Source code for mmf.math.linalg.cholesky.gmw81

"""These are a collection of codes based on the [GMW81]_ algorithm.

Comments
--------
:func:`colmod` :
   Seems to work well and is quite efficient as it has been
   vectorized, but not quite as good as :func:`gmw`.  Use this for
   now.
:func:`gmw` :
   Seems to work well, but returns an explicit pivoting matrix and
   is very slow as it uses loops.
:func:`gmchol` :
   Fast (uses weave) but very bad for large matrices because it uses
   no pivoting.
"""
from __future__ import division

__all__ = ['gmchol', 'colmod', 'mchol2']

import numpy as np
import scipy as sp
import scipy.weave


_FINFO = np.finfo(float)
_EPS = _FINFO.eps

def gmw(A):
    """Return `(P, L, e)` such that `P.T*A*P = L*L.T - diag(e)`.

    Returns
    -------
    P : 2d array
       Permutation matrix used for pivoting.
    L : 2d array
       Lower triangular factor
    e : 1d array
    Positive diagonals of shift matrix `e`.
    
    Notes
    -----
    The Gill, Murray, and Wright modified Cholesky algorithm.

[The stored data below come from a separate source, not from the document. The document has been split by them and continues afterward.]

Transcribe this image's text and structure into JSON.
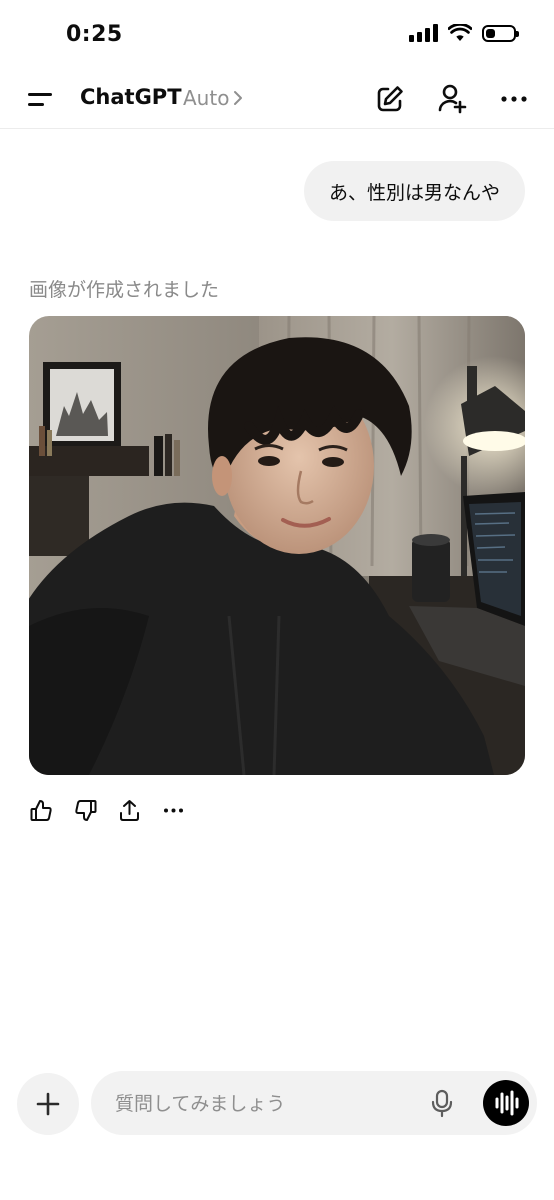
{
  "status_bar": {
    "time": "0:25",
    "battery_level": 0.35
  },
  "header": {
    "app_title": "ChatGPT",
    "model_label": "Auto"
  },
  "icons": {
    "menu": "menu-icon",
    "new_chat": "compose-icon",
    "add_person": "add-person-icon",
    "more": "ellipsis-icon",
    "thumbs_up": "thumbs-up-icon",
    "thumbs_down": "thumbs-down-icon",
    "share": "share-icon",
    "plus": "plus-icon",
    "mic": "microphone-icon",
    "voice": "voice-waveform-icon"
  },
  "conversation": {
    "user_message": "あ、性別は男なんや",
    "image_caption": "画像が作成されました"
  },
  "composer": {
    "placeholder": "質問してみましょう"
  },
  "colors": {
    "accent": "#000000",
    "bubble": "#f1f1f1",
    "muted_text": "#8a8a8a"
  }
}
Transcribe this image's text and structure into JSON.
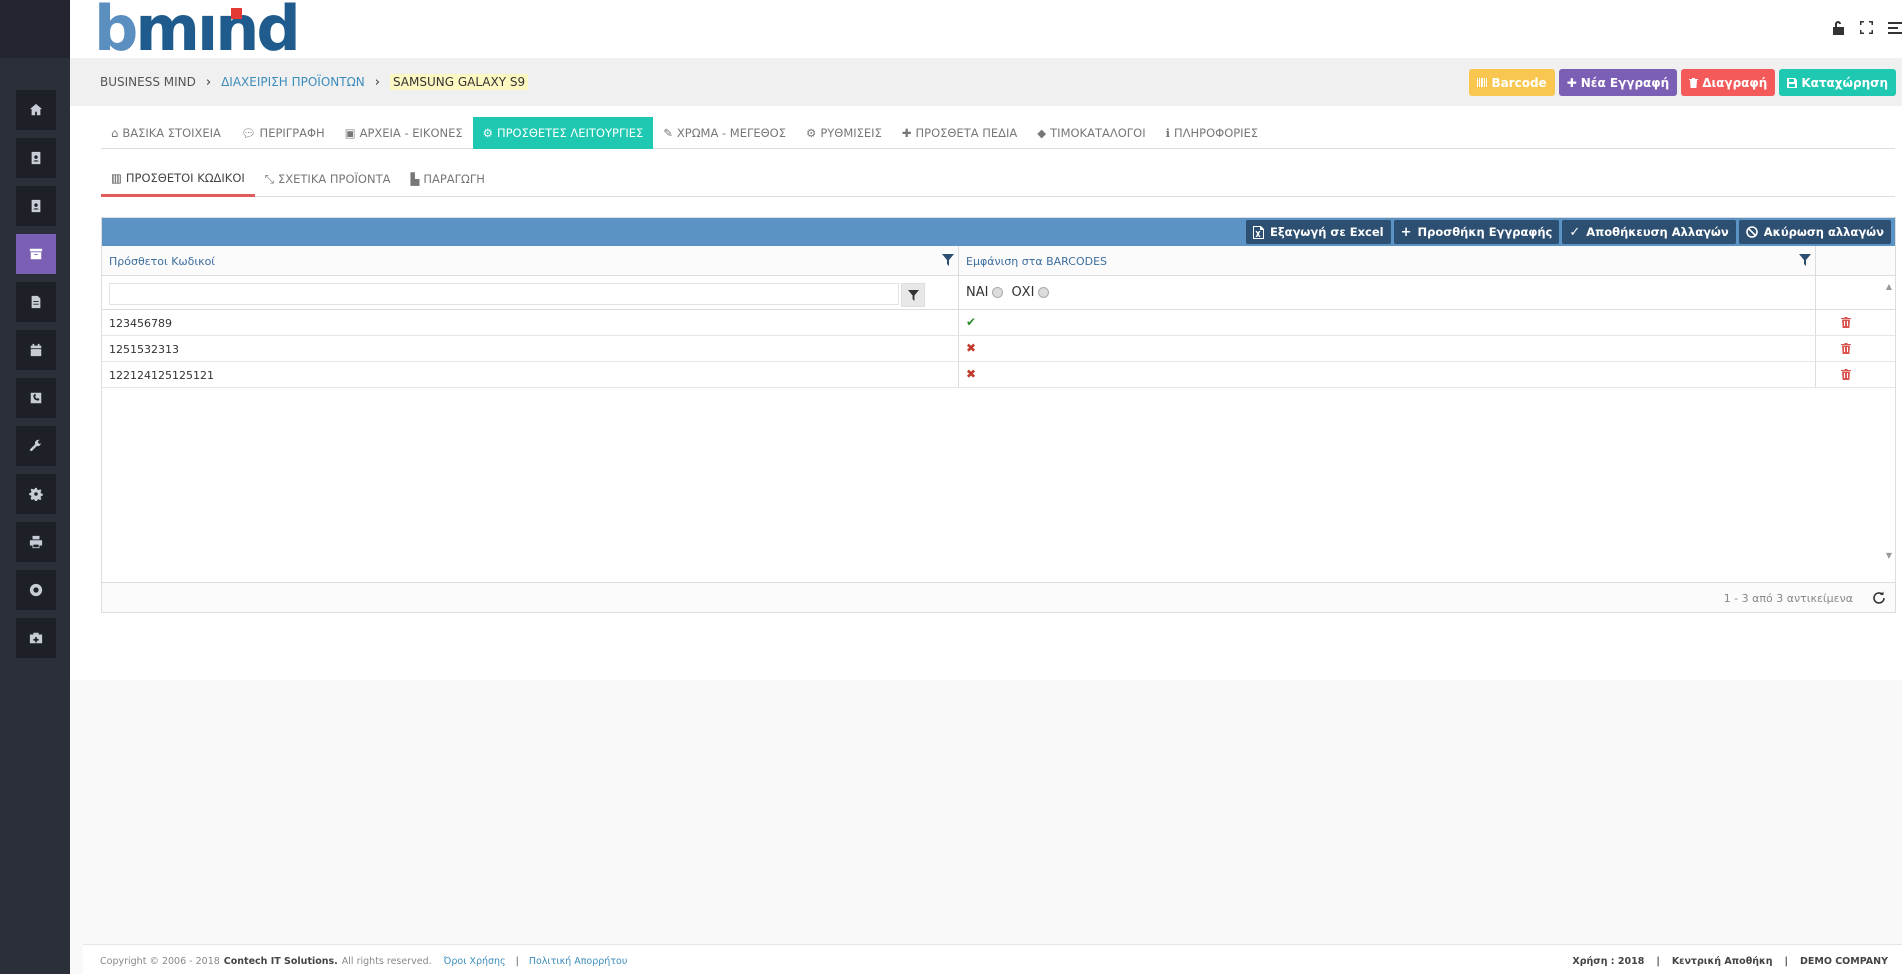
{
  "brand": {
    "logo_b": "b",
    "logo_rest": "mınd"
  },
  "breadcrumb": {
    "items": [
      "BUSINESS MIND",
      "ΔΙΑΧΕΙΡΙΣΗ ΠΡΟΪΟΝΤΩΝ",
      "SAMSUNG GALAXY S9"
    ],
    "separator": "›"
  },
  "actions": {
    "barcode": "Barcode",
    "new_record": "Νέα Εγγραφή",
    "delete": "Διαγραφή",
    "save": "Καταχώρηση"
  },
  "tabs": [
    {
      "label": "ΒΑΣΙΚΑ ΣΤΟΙΧΕΙΑ",
      "icon": "home-icon"
    },
    {
      "label": "ΠΕΡΙΓΡΑΦΗ",
      "icon": "comments-icon"
    },
    {
      "label": "ΑΡΧΕΙΑ - ΕΙΚΟΝΕΣ",
      "icon": "file-image-icon"
    },
    {
      "label": "ΠΡΟΣΘΕΤΕΣ ΛΕΙΤΟΥΡΓΙΕΣ",
      "icon": "cogs-icon",
      "active": true
    },
    {
      "label": "ΧΡΩΜΑ - ΜΕΓΕΘΟΣ",
      "icon": "brush-icon"
    },
    {
      "label": "ΡΥΘΜΙΣΕΙΣ",
      "icon": "gear-icon"
    },
    {
      "label": "ΠΡΟΣΘΕΤΑ ΠΕΔΙΑ",
      "icon": "plus-icon"
    },
    {
      "label": "ΤΙΜΟΚΑΤΑΛΟΓΟΙ",
      "icon": "tag-icon"
    },
    {
      "label": "ΠΛΗΡΟΦΟΡΙΕΣ",
      "icon": "info-icon"
    }
  ],
  "subtabs": [
    {
      "label": "ΠΡΟΣΘΕΤΟΙ ΚΩΔΙΚΟΙ",
      "icon": "barcode-icon",
      "active": true
    },
    {
      "label": "ΣΧΕΤΙΚΑ ΠΡΟΪΟΝΤΑ",
      "icon": "compress-icon"
    },
    {
      "label": "ΠΑΡΑΓΩΓΗ",
      "icon": "industry-icon"
    }
  ],
  "grid": {
    "toolbar": {
      "export_excel": "Εξαγωγή σε Excel",
      "add_record": "Προσθήκη Εγγραφής",
      "save_changes": "Αποθήκευση Αλλαγών",
      "cancel_changes": "Ακύρωση αλλαγών"
    },
    "columns": [
      "Πρόσθετοι Κωδικοί",
      "Εμφάνιση στα BARCODES"
    ],
    "filter": {
      "yes": "ΝΑΙ",
      "no": "ΟΧΙ",
      "placeholder": ""
    },
    "rows": [
      {
        "code": "123456789",
        "show_in_barcodes": true
      },
      {
        "code": "1251532313",
        "show_in_barcodes": false
      },
      {
        "code": "122124125125121",
        "show_in_barcodes": false
      }
    ],
    "pager": "1 - 3 από 3 αντικείμενα"
  },
  "footer": {
    "copyright": "Copyright © 2006 - 2018",
    "company": "Contech IT Solutions.",
    "rights": "All rights reserved.",
    "terms": "Όροι Χρήσης",
    "privacy": "Πολιτική Απορρήτου",
    "year": "Χρήση : 2018",
    "warehouse": "Κεντρική Αποθήκη",
    "demo": "DEMO COMPANY"
  },
  "colors": {
    "sidebar": "#2b2f3a",
    "accent_teal": "#1fc8b0",
    "accent_purple": "#7b5fb5",
    "accent_red": "#f45a5a",
    "accent_yellow": "#f9c74f",
    "grid_toolbar": "#5b93c4"
  }
}
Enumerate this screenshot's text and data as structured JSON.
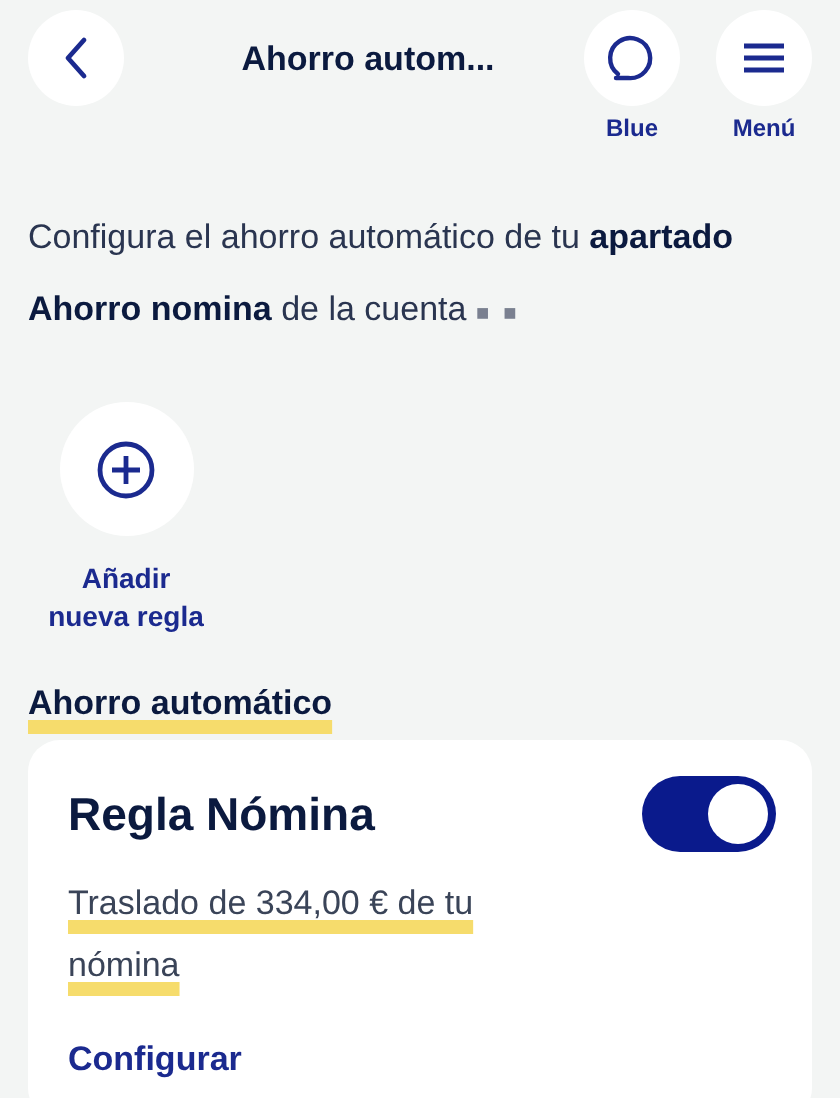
{
  "header": {
    "title": "Ahorro autom...",
    "actions": [
      {
        "kind": "chat",
        "label": "Blue"
      },
      {
        "kind": "menu",
        "label": "Menú"
      }
    ]
  },
  "intro": {
    "text": "Configura el ahorro automático de tu **apartado Ahorro nomina** de la cuenta",
    "account_mask": "■ ■"
  },
  "add_rule": {
    "label": "Añadir nueva regla"
  },
  "section": {
    "title": "Ahorro automático",
    "highlighted": true
  },
  "rules": [
    {
      "title": "Regla Nómina",
      "on": true,
      "description": "Traslado de 334,00 € de tu nómina",
      "highlighted": true,
      "action": "Configurar"
    }
  ]
}
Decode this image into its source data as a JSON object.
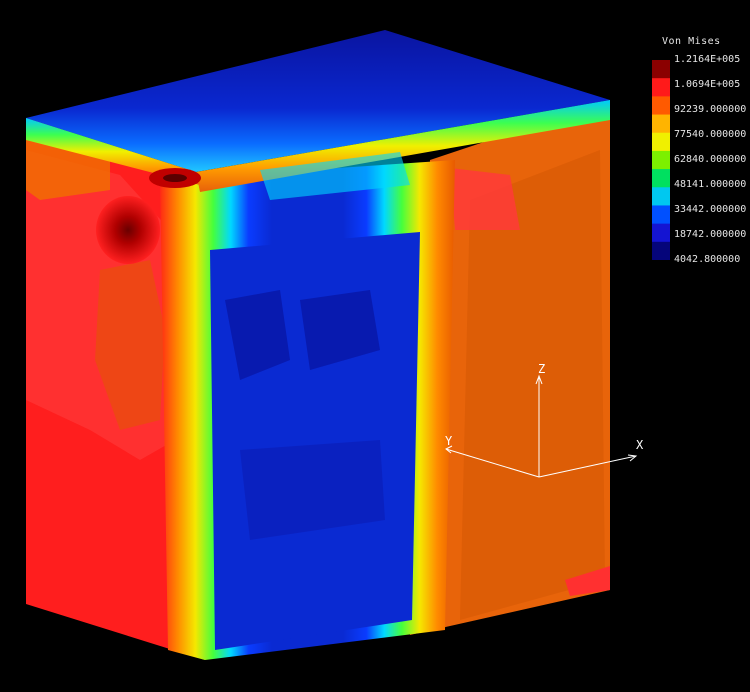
{
  "legend": {
    "title": "Von Mises",
    "labels": [
      "1.2164E+005",
      "1.0694E+005",
      "92239.000000",
      "77540.000000",
      "62840.000000",
      "48141.000000",
      "33442.000000",
      "18742.000000",
      "4042.800000"
    ],
    "colors": [
      "#8b0000",
      "#ff1a1a",
      "#ff5a00",
      "#ffb400",
      "#f0f000",
      "#7cf000",
      "#00e060",
      "#00c8f0",
      "#0050ff",
      "#1414d2",
      "#05057a"
    ]
  },
  "axes": {
    "x_label": "X",
    "y_label": "Y",
    "z_label": "Z"
  },
  "palette": {
    "background": "#000000",
    "low": "#0a14c8",
    "deep_low": "#050a8c",
    "high": "#ff1414",
    "high_mid": "#e06000"
  }
}
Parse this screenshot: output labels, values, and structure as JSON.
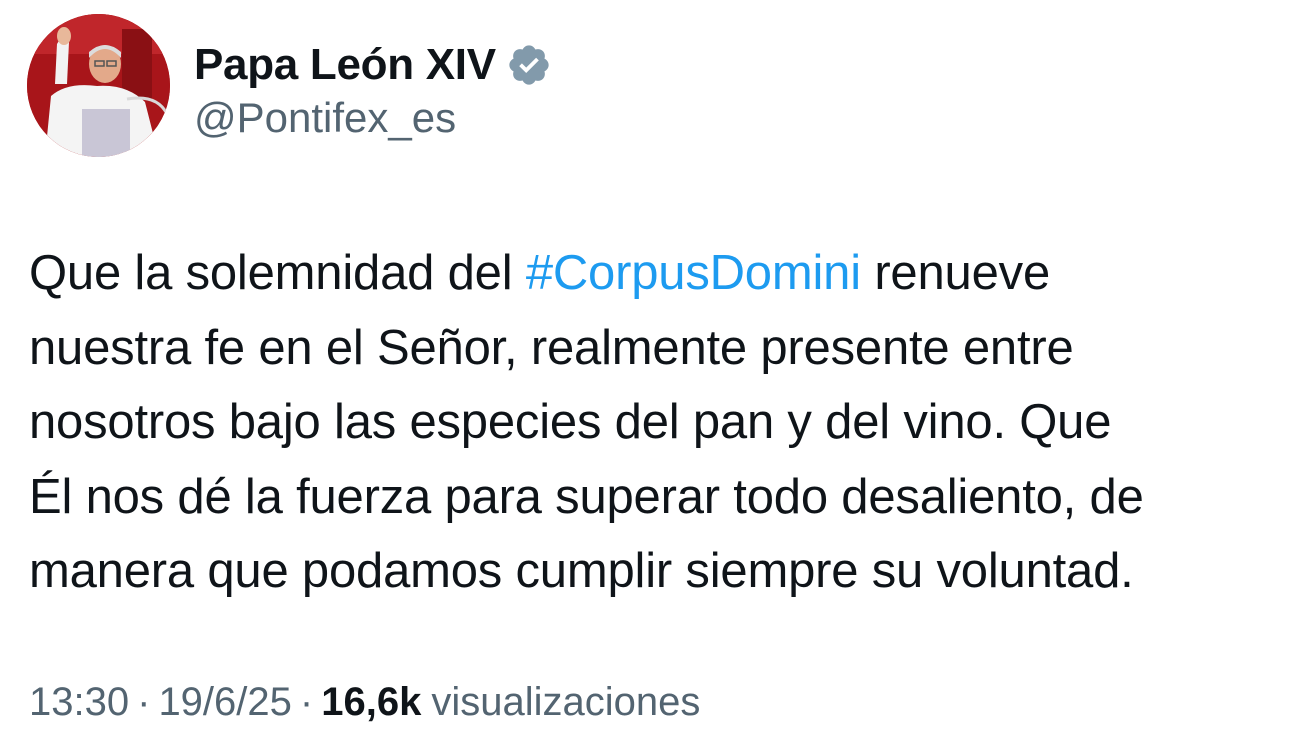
{
  "author": {
    "display_name": "Papa León XIV",
    "handle": "@Pontifex_es",
    "verified_badge_color": "#829aab"
  },
  "tweet": {
    "text_lines": [
      {
        "before": "Que la solemnidad del ",
        "hashtag": "#CorpusDomini",
        "after": " renueve"
      },
      {
        "text": "nuestra fe en el Señor, realmente presente entre"
      },
      {
        "text": "nosotros bajo las especies del pan y del vino. Que"
      },
      {
        "text": "Él nos dé la fuerza para superar todo desaliento, de"
      },
      {
        "text": "manera que podamos cumplir siempre su voluntad."
      }
    ],
    "hashtag_color": "#1d9bf0"
  },
  "meta": {
    "time": "13:30",
    "date": "19/6/25",
    "separator": "·",
    "views_count": "16,6k",
    "views_label": "visualizaciones"
  }
}
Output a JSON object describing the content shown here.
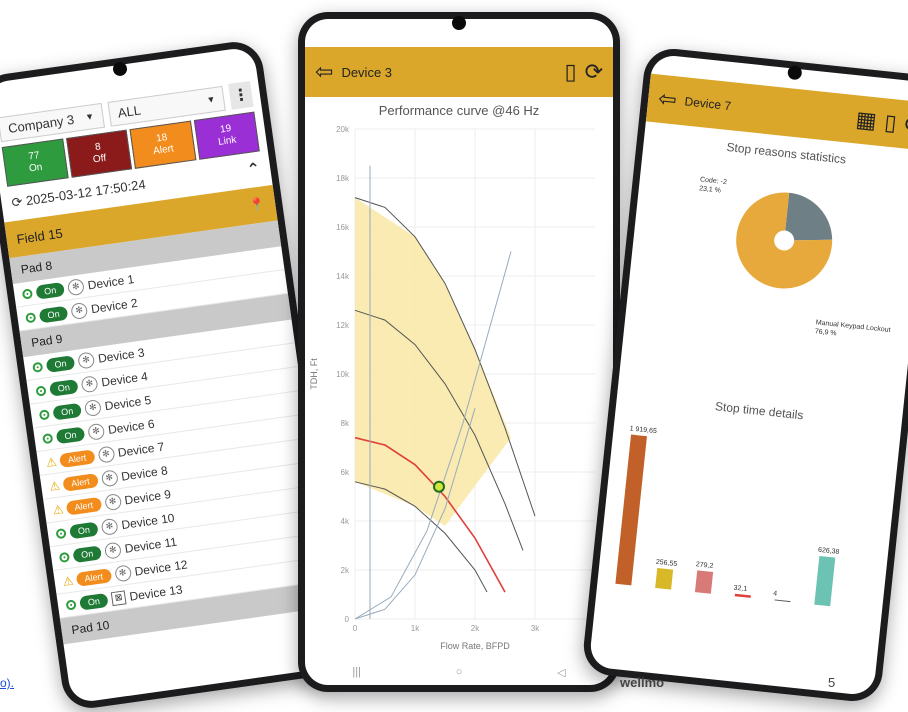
{
  "left_phone": {
    "company": "Company 3",
    "filter": "ALL",
    "menu": "⋮",
    "status": [
      {
        "count": "77",
        "label": "On",
        "kind": "on"
      },
      {
        "count": "8",
        "label": "Off",
        "kind": "off"
      },
      {
        "count": "18",
        "label": "Alert",
        "kind": "alert"
      },
      {
        "count": "19",
        "label": "Link",
        "kind": "link"
      }
    ],
    "timestamp": "2025-03-12 17:50:24",
    "field": "Field 15",
    "pads": [
      {
        "name": "Pad 8",
        "devices": [
          {
            "name": "Device 1",
            "state": "On"
          },
          {
            "name": "Device 2",
            "state": "On"
          }
        ]
      },
      {
        "name": "Pad 9",
        "devices": [
          {
            "name": "Device 3",
            "state": "On"
          },
          {
            "name": "Device 4",
            "state": "On"
          },
          {
            "name": "Device 5",
            "state": "On"
          },
          {
            "name": "Device 6",
            "state": "On"
          },
          {
            "name": "Device 7",
            "state": "Alert"
          },
          {
            "name": "Device 8",
            "state": "Alert"
          },
          {
            "name": "Device 9",
            "state": "Alert"
          },
          {
            "name": "Device 10",
            "state": "On"
          },
          {
            "name": "Device 11",
            "state": "On"
          },
          {
            "name": "Device 12",
            "state": "Alert"
          },
          {
            "name": "Device 13",
            "state": "On"
          }
        ]
      },
      {
        "name": "Pad 10",
        "devices": []
      }
    ]
  },
  "center_phone": {
    "title": "Device 3",
    "chart_title": "Performance curve @46 Hz",
    "xlabel": "Flow Rate, BFPD",
    "ylabel": "TDH, Ft"
  },
  "right_phone": {
    "title": "Device 7",
    "stop_reasons_title": "Stop reasons statistics",
    "stop_time_title": "Stop time details"
  },
  "colors": {
    "gold": "#dba72a",
    "on": "#2e9b3e",
    "off": "#8b1a1a",
    "alert": "#f28c1c",
    "link": "#9b2fd6",
    "envelope": "#f8e9a8",
    "operating_curve": "#e0403a"
  },
  "chart_data": [
    {
      "type": "line",
      "title": "Performance curve @46 Hz",
      "xlabel": "Flow Rate, BFPD",
      "ylabel": "TDH, Ft",
      "xlim": [
        0,
        4000
      ],
      "ylim": [
        0,
        20000
      ],
      "x_ticks": [
        "0",
        "1k",
        "2k",
        "3k"
      ],
      "y_ticks": [
        "0",
        "2k",
        "4k",
        "6k",
        "8k",
        "10k",
        "12k",
        "14k",
        "16k",
        "18k",
        "20k"
      ],
      "grid": true,
      "series": [
        {
          "values": [
            [
              0,
              17200
            ],
            [
              500,
              16800
            ],
            [
              1000,
              15600
            ],
            [
              1500,
              13700
            ],
            [
              2000,
              11000
            ],
            [
              2500,
              7800
            ],
            [
              3000,
              4200
            ]
          ]
        },
        {
          "values": [
            [
              0,
              12600
            ],
            [
              500,
              12200
            ],
            [
              1000,
              11200
            ],
            [
              1500,
              9600
            ],
            [
              2000,
              7500
            ],
            [
              2500,
              4700
            ],
            [
              2800,
              2800
            ]
          ]
        },
        {
          "values": [
            [
              0,
              7400
            ],
            [
              500,
              7100
            ],
            [
              1000,
              6300
            ],
            [
              1500,
              5000
            ],
            [
              2000,
              3300
            ],
            [
              2500,
              1100
            ]
          ]
        },
        {
          "values": [
            [
              0,
              5600
            ],
            [
              500,
              5300
            ],
            [
              1000,
              4600
            ],
            [
              1500,
              3500
            ],
            [
              2000,
              2000
            ],
            [
              2200,
              1100
            ]
          ]
        },
        {
          "values": [
            [
              0,
              0
            ],
            [
              600,
              900
            ],
            [
              1200,
              3600
            ],
            [
              1800,
              8000
            ],
            [
              2200,
              11500
            ],
            [
              2600,
              15000
            ]
          ]
        },
        {
          "values": [
            [
              0,
              0
            ],
            [
              500,
              400
            ],
            [
              1000,
              1800
            ],
            [
              1500,
              4500
            ],
            [
              2000,
              8600
            ]
          ]
        },
        {
          "values": [
            [
              250,
              0
            ],
            [
              250,
              18500
            ]
          ]
        }
      ],
      "operating_point": [
        1400,
        5400
      ]
    },
    {
      "type": "pie",
      "labels": [
        "Code: -2",
        "Manual Keypad Lockout"
      ],
      "values": [
        23.1,
        76.9
      ],
      "value_labels": [
        "23,1 %",
        "76,9 %"
      ]
    },
    {
      "type": "bar",
      "values": [
        1919.65,
        256.55,
        279.2,
        32.1,
        4,
        626.38
      ],
      "data_labels": [
        "1 919,65",
        "256,55",
        "279,2",
        "32,1",
        "4",
        "626,38"
      ]
    }
  ],
  "footer": {
    "link_text": "o).",
    "brand": "wellmo",
    "page_number": "5"
  }
}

    Algorithm 6.5 from page 148 of 'Numerical Optimization' by Jorge
    Nocedal and Stephen J. Wright, 1999, 2nd ed.

    """
    n = A.shape[0]
    
    # Test matrix.
    #A = array([[4, 2, 1], [2, 6, 3], [1, 3, -0.004]], Float64)
    #n = len(A)
    #I = identity(n, Float64)

    # Calculate gamma(A) and xi(A).
    gamma = 0.0
    xi = 0.0
    for i in xrange(n):
        gamma = max(abs(A[i, i]), gamma)
        for j in xrange(i+1, n):
            xi = max(abs(A[i, j]), xi)

    # Calculate delta and beta.
    delta = _EPS * max(gamma + xi, 1.0)
    if n == 1:
        beta = np.sqrt(max(gamma, _EPS))
    else:
        beta = np.sqrt(max(gamma, xi / np.sqrt(n**2 - 1.0), _EPS))

    # Initialise data structures.
    a = 1.0 * A
    r = 0.0 * A
    e = np.zeros(n, dtype=float)
    P = np.eye(n, dtype=float)

    # Main loop.
    for j in xrange(n):
        # Row and column swapping, find the index > j of the largest
        # diagonal element.
        q = j
        for i in xrange(j+1, n):
            if abs(a[i, i]) >= abs(a[q, q]):
                q = i

        # Interchange row and column j and q (if j != q).
        if q != j:
            # Temporary permutation matrix for swaping 2 rows or columns.
            p = np.eye(n, dtype=float)

            # Modify the permutation matrix P by swaping columns.
            row_P = 1.0*P[:, q]
            P[:, q] = P[:, j]
            P[:, j] = row_P

            # Modify the permutation matrix p by swaping rows (same as
            # columns because p = pT).
            row_p = 1.0*p[q]
            p[q] = p[j]
            p[j] = row_p

            # Permute a and r (p = pT).
            a = np.dot(p, np.dot(a, p))
            r = np.dot(r, p)

        # Calculate dj.
        theta_j = 0.0
        if j < n-1:
            for i in xrange(j+1, n):
                theta_j = max(theta_j, abs(a[j, i]))
        dj = max(abs(a[j, j]), (theta_j/beta)**2, delta)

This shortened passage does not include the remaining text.